Upon entering the winery, visitors are greeted with a small, but cozy tasting room where the charismatic owner, Karyl Wilhelm, can regularly be seen chatting and sharing her extensive knowledge of winemaking. Wilhelm clearly has a sturdy foundation when it comes to understanding wine and how it’s made, having studied the process at one of the country’s most renowned schools for wine-making at UC Davis. This allows her to be a bit more creative than the average winemaker, and she often showcases her own unique oenological inventions, as well as those of her husband Kevin. Although the selection of wine at Wilhelm Family Vineyards presents a veritable cornucopia of flavor and variety, for the more conservative wine connoisseur, there is indeed a fine selection of more traditional wines crafted by the Wilhelms to near perfection. With a bit of an open mind and a taste for adventure, one surely cannot go wrong at Wilhelm Family Vineyards.

(Sunset at the Sonoita Vineyards winery.)
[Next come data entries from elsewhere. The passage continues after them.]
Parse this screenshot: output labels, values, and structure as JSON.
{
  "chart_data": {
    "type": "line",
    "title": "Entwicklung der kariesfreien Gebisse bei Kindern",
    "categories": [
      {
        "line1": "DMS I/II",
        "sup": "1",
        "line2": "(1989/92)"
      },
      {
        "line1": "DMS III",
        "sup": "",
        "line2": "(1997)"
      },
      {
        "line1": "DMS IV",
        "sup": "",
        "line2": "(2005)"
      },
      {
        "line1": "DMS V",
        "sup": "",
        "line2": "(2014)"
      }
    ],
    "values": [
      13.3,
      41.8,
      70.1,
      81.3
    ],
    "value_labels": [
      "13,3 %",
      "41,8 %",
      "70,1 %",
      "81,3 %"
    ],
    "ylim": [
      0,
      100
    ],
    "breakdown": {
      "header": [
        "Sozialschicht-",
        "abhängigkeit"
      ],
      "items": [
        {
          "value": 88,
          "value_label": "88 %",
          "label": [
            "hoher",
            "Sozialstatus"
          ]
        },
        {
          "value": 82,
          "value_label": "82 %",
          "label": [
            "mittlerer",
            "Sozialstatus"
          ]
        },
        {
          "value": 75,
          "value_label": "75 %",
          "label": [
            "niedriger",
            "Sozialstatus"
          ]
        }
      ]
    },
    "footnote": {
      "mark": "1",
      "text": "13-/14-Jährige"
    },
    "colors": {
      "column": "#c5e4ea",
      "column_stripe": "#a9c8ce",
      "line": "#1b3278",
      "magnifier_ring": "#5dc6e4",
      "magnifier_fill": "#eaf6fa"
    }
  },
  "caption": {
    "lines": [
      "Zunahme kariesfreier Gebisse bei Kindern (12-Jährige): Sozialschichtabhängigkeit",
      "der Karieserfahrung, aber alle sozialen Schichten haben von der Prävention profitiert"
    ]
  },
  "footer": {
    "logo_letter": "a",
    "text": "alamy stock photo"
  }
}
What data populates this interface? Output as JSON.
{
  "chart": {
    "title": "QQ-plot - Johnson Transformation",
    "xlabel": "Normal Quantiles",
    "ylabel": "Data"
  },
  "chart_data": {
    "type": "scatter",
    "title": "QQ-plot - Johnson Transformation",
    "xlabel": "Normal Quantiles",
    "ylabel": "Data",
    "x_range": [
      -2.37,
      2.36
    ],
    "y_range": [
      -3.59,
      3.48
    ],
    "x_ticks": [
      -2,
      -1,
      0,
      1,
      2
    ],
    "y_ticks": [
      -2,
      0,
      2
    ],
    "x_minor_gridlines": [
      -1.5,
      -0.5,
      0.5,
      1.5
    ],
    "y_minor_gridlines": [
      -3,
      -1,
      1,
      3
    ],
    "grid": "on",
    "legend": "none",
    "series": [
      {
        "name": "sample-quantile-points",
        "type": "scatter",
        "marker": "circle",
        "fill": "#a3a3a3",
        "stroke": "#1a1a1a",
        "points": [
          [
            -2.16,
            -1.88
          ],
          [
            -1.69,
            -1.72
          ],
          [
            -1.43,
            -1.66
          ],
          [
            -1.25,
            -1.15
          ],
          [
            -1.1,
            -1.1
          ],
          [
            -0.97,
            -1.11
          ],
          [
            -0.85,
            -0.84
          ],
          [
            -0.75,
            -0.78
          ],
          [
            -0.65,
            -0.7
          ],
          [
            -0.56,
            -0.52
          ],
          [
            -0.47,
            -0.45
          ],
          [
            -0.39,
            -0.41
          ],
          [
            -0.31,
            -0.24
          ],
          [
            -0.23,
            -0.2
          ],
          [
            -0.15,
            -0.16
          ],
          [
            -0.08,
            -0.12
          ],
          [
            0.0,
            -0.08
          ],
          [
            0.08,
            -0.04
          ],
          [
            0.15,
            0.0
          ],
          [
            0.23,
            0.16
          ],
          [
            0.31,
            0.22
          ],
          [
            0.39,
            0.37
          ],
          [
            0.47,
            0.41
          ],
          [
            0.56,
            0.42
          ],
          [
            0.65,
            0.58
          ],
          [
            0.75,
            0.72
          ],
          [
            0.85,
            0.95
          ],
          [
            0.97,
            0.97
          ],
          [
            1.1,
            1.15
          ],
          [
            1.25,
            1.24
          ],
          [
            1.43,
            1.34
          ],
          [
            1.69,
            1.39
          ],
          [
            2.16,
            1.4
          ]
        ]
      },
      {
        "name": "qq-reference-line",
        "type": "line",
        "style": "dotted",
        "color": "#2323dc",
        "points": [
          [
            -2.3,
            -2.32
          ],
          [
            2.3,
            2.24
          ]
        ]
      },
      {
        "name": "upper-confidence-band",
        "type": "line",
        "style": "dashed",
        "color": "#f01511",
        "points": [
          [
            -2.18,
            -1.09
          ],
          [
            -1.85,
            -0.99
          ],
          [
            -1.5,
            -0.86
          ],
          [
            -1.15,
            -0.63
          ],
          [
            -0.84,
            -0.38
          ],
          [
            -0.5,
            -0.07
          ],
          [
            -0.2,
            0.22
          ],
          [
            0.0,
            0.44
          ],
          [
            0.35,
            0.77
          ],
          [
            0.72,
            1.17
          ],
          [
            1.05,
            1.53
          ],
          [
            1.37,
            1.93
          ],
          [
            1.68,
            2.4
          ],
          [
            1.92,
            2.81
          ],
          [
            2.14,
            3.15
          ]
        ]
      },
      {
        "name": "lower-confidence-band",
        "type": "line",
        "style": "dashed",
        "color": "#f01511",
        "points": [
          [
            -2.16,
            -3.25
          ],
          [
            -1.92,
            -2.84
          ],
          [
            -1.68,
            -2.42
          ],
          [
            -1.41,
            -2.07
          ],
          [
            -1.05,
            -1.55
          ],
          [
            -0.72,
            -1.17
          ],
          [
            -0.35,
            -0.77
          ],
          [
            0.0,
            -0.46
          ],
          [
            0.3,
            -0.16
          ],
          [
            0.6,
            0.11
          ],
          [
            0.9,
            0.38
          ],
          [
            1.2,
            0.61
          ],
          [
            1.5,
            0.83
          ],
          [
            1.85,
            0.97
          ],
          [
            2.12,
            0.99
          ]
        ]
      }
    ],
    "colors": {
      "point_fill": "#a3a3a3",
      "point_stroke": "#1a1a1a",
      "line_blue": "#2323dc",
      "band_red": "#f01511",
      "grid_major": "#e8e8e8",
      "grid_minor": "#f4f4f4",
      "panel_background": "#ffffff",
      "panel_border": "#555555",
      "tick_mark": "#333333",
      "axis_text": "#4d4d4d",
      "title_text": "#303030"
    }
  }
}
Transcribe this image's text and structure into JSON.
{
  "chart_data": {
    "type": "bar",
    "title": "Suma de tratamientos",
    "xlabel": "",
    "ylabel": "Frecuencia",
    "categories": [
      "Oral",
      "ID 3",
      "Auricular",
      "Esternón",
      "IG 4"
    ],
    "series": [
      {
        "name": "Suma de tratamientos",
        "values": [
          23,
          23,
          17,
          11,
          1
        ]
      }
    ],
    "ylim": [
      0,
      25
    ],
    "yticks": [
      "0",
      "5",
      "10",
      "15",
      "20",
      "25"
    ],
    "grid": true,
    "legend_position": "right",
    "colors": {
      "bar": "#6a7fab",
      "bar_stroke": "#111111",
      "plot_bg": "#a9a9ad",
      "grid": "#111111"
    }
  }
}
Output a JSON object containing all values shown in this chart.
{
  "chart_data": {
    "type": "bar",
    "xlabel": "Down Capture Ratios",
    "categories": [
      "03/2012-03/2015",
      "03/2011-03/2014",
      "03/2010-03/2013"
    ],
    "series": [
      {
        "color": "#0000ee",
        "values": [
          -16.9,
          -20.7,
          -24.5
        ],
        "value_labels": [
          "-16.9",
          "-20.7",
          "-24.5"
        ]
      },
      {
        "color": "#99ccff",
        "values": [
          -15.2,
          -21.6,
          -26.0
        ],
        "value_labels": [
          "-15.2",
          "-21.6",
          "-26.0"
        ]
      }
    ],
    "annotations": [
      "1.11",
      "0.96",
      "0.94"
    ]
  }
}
Despite the area’s potential for becoming one of the better getaway locations in the Southwest, Sonoita and its sister town Elgin still manage to hold onto their slow-paced, tucked-away charm. Thanks to Dr. Gordon Dutt and his invaluable geological research, Sonoita and its environs managed to avoid the bleak fate of residential and commercial development on a scale that would be disastrous to the area’s natural geological splendor. As such, it would seem that drawing crowds and tourists on the scale of world-renowned locations such as the Napa Valley is far from the minds and desires of the residents and wine producers of the Sonoita/Elgin areas. Yet, those who are lucky enough to stumble upon this Southern Arizona wine paradise can expect to have one of the most personable, scenic and delicious wine experiences the state has to offer.